A minha primeira visão são as pernas longas e grossas da mulher que tem uma tatuagem, que me parece ser um dragão, enroladas na cintura do homem que eu estava pensando em convidar para jantar. "Rum Rum" faço um barulho alto e Alexandre ainda segurando a moça pelas pernas para de sorrir imediatamente e a mulher que ele ainda segurava, mas quando seus olhos encaravam os meus que eu perdi um pouco o fôlego, segundo que pareciam uma eternidade analisando o rosto perfeito dela.

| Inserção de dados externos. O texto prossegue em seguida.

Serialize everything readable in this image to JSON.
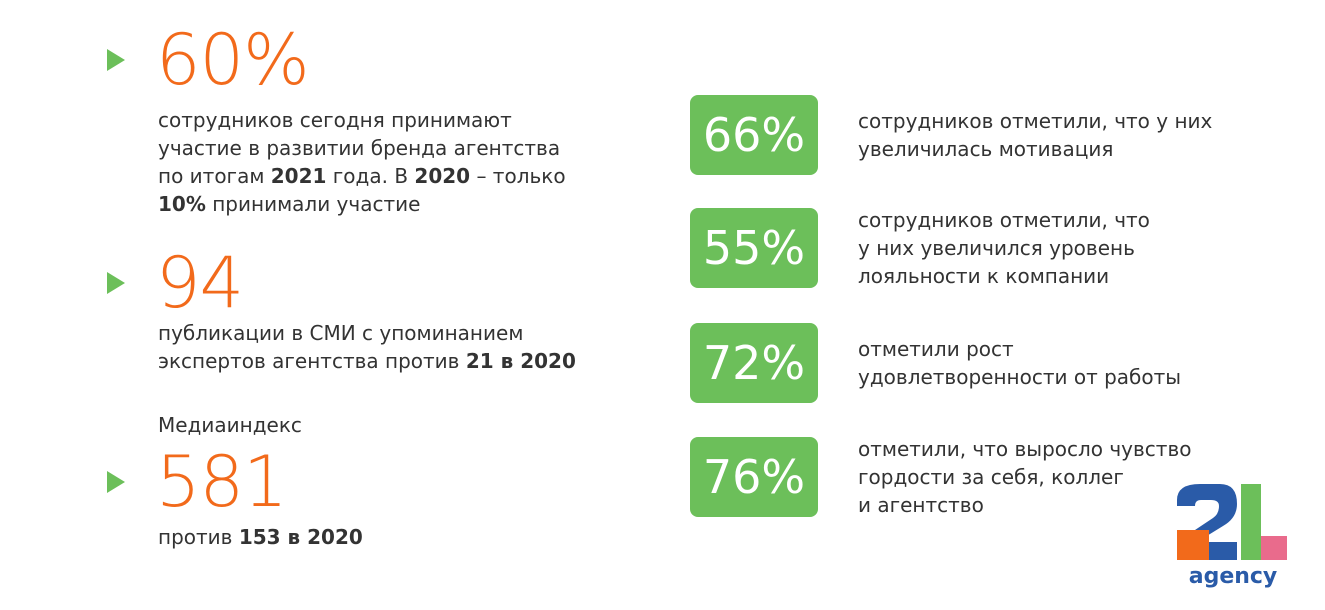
{
  "left_items": [
    {
      "number": "60%",
      "lines": [
        [
          {
            "text": "сотрудников сегодня принимают",
            "bold": false
          }
        ],
        [
          {
            "text": "участие в развитии бренда агентства",
            "bold": false
          }
        ],
        [
          {
            "text": "по итогам ",
            "bold": false
          },
          {
            "text": "2021",
            "bold": true
          },
          {
            "text": " года. В ",
            "bold": false
          },
          {
            "text": "2020",
            "bold": true
          },
          {
            "text": " – только",
            "bold": false
          }
        ],
        [
          {
            "text": "10%",
            "bold": true
          },
          {
            "text": " принимали участие",
            "bold": false
          }
        ]
      ]
    },
    {
      "number": "94",
      "lines": [
        [
          {
            "text": "публикации в СМИ с упоминанием",
            "bold": false
          }
        ],
        [
          {
            "text": "экспертов агентства против ",
            "bold": false
          },
          {
            "text": "21 в 2020",
            "bold": true
          }
        ]
      ]
    },
    {
      "label": "Медиаиндекс",
      "number": "581",
      "lines": [
        [
          {
            "text": "против ",
            "bold": false
          },
          {
            "text": "153 в 2020",
            "bold": true
          }
        ]
      ]
    }
  ],
  "right_items": [
    {
      "value": "66%",
      "lines": [
        "сотрудников отметили, что у них",
        "увеличилась мотивация"
      ]
    },
    {
      "value": "55%",
      "lines": [
        "сотрудников отметили, что",
        "у них увеличился уровень",
        "лояльности к компании"
      ]
    },
    {
      "value": "72%",
      "lines": [
        "отметили рост",
        "удовлетворенности от работы"
      ]
    },
    {
      "value": "76%",
      "lines": [
        "отметили, что выросло чувство",
        "гордости за себя, коллег",
        "и агентство"
      ]
    }
  ],
  "logo": {
    "text": "agency"
  }
}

“Me põe no chão”  Ouvi a moça pedir com uma voz infantil e um sorriso encabulado, era linda de se ver, mas provavelmente não valia beleza que tem, afinal nenhuma mulher respeitável gostaria de ser pega daquela forma com um homem com o status que Alexandre Monteserrat tem. Como eu disse antes, mulheres como esta só querem uma coisa de homens como nós, e embora Alexandre seja mais novo do que eu, ele ainda é um dos maiores empresários do país, não entendo como pode se deixar levar por uma mulher como essa.

Penso mas não digo nada, afinal ele não é meu filho — Valério, eu estava esperando você — Alexandre disse se aproximando — É mesmo? Parece que você estava bem ocupado agora. A moça sorriu para mim e olhou para Alexandre com carinho, o que me fez levantar uma sobrancelha, porque até onde sei, ele não tem uma namorada ou Virginia teria me contado.

— Não, essa aqui não é uma visita de negócios. Eduarda, esse é o Valério Fittipaldi, meu futuro novo sócio. — Eu não entendi o que ele quis dizer com “visita de negócios", mas meus olhos desavisados correram para mulher que estendeu a mão para mim com um sorriso brilhante no rosto, e minha mente passeou com pensamentos que não tinha há muito tempo.

— É um prazer senhor Fittipaldi. — O tom de voz não era o mesmo que ela usou com o outro homem, o timbre era mais frio e formal, como se eu fosse um aluno, mas, eu estava tão hipnotizado que não consegui perceber quando apertei sua mão — Apenas Valério — O que eu disse não soava como eu mesmo, e quando voltei a mim, Alexandre estava me olhando com curiosidade. Então me apressei mesmo a contragosto a sair de lá, mesmo cheio de curiosidade sobre a mulher ao lado dele — Vim buscar a Virginia para jantar, mas passei aqui para saber se você gostaria de se juntar a nós.

 A medusa que estava em silêncio depois de me cumprimentar se jogou na frente dele segurando o pela gravata, de uma maneira que me fez odiá-lo e invejá-lo ao mesmo tempo — Oh, não não não, você é todo meu hoje à noite, certo? — Minhas entranhas se contorceram ao som manhoso e angelical da sua voz ao mesmo tempo em que eu me perguntava que tipo de bruxa era essa mulher.

— Desculpe, Valério, eu prometi minha noite a Eduarda e bom, acho que a Virgínia vai preferir jantar com você apenas.— Dei um sorriso amarelo por perceber o quanto eu estava curioso sobre o relacionamento deles, não querendo admitir de imediato, eu acenei o que me pareceu ser um “certo” para eles e me virei para ver a secretaria de Alexandre trazendo uma bandeja com suco de frutas e a mulher, Eduarda, correndo até ela — Você é mesmo um anjo não é? Acerola? — O sorriso da secretária me fez pensar que isso acontecia com frequência.

— Vou até Virginia, conversamos depois, ok?

Sai de lá seguindo a secretária que me mostrava o caminho a pedido de Alexandre, tentando arrumar um jeito de perguntar quem era a mulher no escritório dele. — Parece que a namorada do chefe vem sempre aqui — Perguntei sem jeito mesmo, quando percebi que estávamos na porta da sala da minha filha — Oh, a Eduarda vem aqui desde que o seu Alencastro era o presidente. — Essa resposta não me ajudava, mas tive a impressão de que são namorados desde a adolescência.

De alguma forma isso me deixou um pouco chateado, mas não tinha motivos para tal, nenhuma mulher poderia ocupar o lugar que foi de Amélia, minha esposa foi e ainda é a única mulher capaz de ser minha esposa. E mesmo quando vi o sorriso de Virginia eu me recriminei por apenas comparar aquela mulher com a minha esposa, uma era uma qualquer que não se dá o devido respeito enquanto a minha perfeita e amada esposa, era a mulher mais respeitável que eu já conheci depois da minha própria mãe.

Com esse pensamento eu me forcei a esquecer aquelas pernas, aquele sorriso e até mesmo aqueles olhos. Ela não merecia o meu tempo.